O reitor somente pode tomar decisões após os pareceres dos órgãos colegiados. Assim, não existindo decisão pura e simples do reitor, não é possível autoritarismo por parte dele. É curioso: quando se trata de uma decisão considerada aceitável, publica-se: "A USP decidiu ...". Quando se quer atacar uma decisão, escreve-se: "O reitor mandou..." Mudanças normalmente são incômodas e podem servir até mesmo para causar contestações. Contudo, se a USP deseja trilhar seu caminho de excelência, elas são absolutamente necessárias.

Por que ocorreu a demissão de funcionários aposentados?

O desligamento de funcionários aposentados pelo INSS que continuavam na ativa foi legal e ético. A legislação e a jurisprudência brasileiras permitem o desligamento nos casos efetuados, desde que recebam aviso prévio, 13.º salário e férias, além de 40% do depósito do FGTS. Ademais, todos receberam outros apoios, como a continuidade de utilização de serviços médicos.
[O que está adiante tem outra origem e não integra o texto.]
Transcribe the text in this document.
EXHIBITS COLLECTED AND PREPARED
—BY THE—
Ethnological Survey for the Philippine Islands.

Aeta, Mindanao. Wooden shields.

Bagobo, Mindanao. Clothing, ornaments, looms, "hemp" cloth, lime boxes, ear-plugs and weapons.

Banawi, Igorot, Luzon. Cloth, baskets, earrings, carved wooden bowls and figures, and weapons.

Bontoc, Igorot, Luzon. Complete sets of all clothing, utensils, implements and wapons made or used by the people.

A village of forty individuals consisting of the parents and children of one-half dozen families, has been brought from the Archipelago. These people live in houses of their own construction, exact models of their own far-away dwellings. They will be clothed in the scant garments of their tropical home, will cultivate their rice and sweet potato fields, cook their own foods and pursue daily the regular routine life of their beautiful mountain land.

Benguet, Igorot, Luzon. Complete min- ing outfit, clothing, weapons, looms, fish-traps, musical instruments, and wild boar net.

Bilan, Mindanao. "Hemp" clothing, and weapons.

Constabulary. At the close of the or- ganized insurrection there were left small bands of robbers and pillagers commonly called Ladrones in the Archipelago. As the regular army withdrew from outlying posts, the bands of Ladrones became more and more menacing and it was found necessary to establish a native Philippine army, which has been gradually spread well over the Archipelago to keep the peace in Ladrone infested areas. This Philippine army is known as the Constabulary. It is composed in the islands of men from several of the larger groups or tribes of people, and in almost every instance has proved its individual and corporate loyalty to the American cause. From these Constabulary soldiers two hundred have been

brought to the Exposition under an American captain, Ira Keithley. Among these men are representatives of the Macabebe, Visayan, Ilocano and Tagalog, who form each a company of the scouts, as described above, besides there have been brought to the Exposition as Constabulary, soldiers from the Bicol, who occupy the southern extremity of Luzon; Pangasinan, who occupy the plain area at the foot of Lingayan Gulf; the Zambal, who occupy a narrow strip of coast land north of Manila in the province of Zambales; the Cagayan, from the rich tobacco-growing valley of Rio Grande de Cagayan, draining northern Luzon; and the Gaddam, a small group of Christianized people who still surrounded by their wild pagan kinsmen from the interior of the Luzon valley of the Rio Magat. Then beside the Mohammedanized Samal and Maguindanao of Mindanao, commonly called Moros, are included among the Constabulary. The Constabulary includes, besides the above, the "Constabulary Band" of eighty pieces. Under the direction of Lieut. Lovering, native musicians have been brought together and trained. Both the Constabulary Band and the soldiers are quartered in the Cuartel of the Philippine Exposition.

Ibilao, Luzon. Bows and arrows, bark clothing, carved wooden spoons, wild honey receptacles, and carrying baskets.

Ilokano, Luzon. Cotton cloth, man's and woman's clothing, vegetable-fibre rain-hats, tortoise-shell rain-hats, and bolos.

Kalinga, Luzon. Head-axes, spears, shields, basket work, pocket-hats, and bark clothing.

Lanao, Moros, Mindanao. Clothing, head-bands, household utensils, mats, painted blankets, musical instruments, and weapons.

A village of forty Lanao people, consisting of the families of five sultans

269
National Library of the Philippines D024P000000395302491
A boa administração impõe a renovação do quadro funcional, bem como a passagem do conhecimento aos funcionários mais jovens.

Qual a opinião do sr. sobre as polêmicas na USP Leste (EACH)?

Há algum tempo a própria EACH discute internamente a atualização de seus cursos, pois cada unidade da USP possui relativa autonomia. Quanto à faculdade enviar suas posições consensuais, elas serão examinadas pelos órgãos centrais para a tomada de decisão.

A FIA (fundação privada criada por professores da Faculdade de Economia e Administração da USP) anunciou o primeiro curso de graduação pago. O senhor é a favor do projeto?

Prefiro não me pronunciar sobre instituição que não faz parte da USP.

Há também um grande questionamento em torno da saída de departamentos do câmpus, das obras anunciadas e da compra de terrenos. O que justifica essas medidas?

Há décadas que o câmpus central da USP precisa ser revitalizado, pois infraestruturas, dentre as quais a predial, são fundamentais para o cumprimento dos fins da universidade. Obviamente, era necessário alojar condignamente os órgãos que se encontravam em local deteriorado. Foram feitas aquisições dentro das necessidades e conforme todos os parâmetros da administração pública. Quase todos voltarão assim que os prédios novos estiverem terminados. A exceção fica por conta do escritório da USP no Centro Empresarial (em Santo Amaro), pois todo órgão de porte deve possuir local resguardado, que assegure seus serviços computacionais essenciais.

E o diálogo com os segmentos da USP, como fica?

No primeiro ano da administração foi dada ênfase ao diálogo direto, contínuo, transparente e também responsável. Responsável quer dizer com pautas claras, interlocutores definidos e prazos. Eu e as demais autoridades centrais continuamos abertos ao diálogo com os pressupostos acima. Não é aceitável o pseudodiálogo que se arrasta, com pautas que aumentam assim que as primeiras reivindicações são aceitas, com interlocutores que mudam a cada dia e servem somente para afirmar, após semanas de conversa infrutífera, que a administração é infensa ao diálogo, justificando assim o uso da força bruta.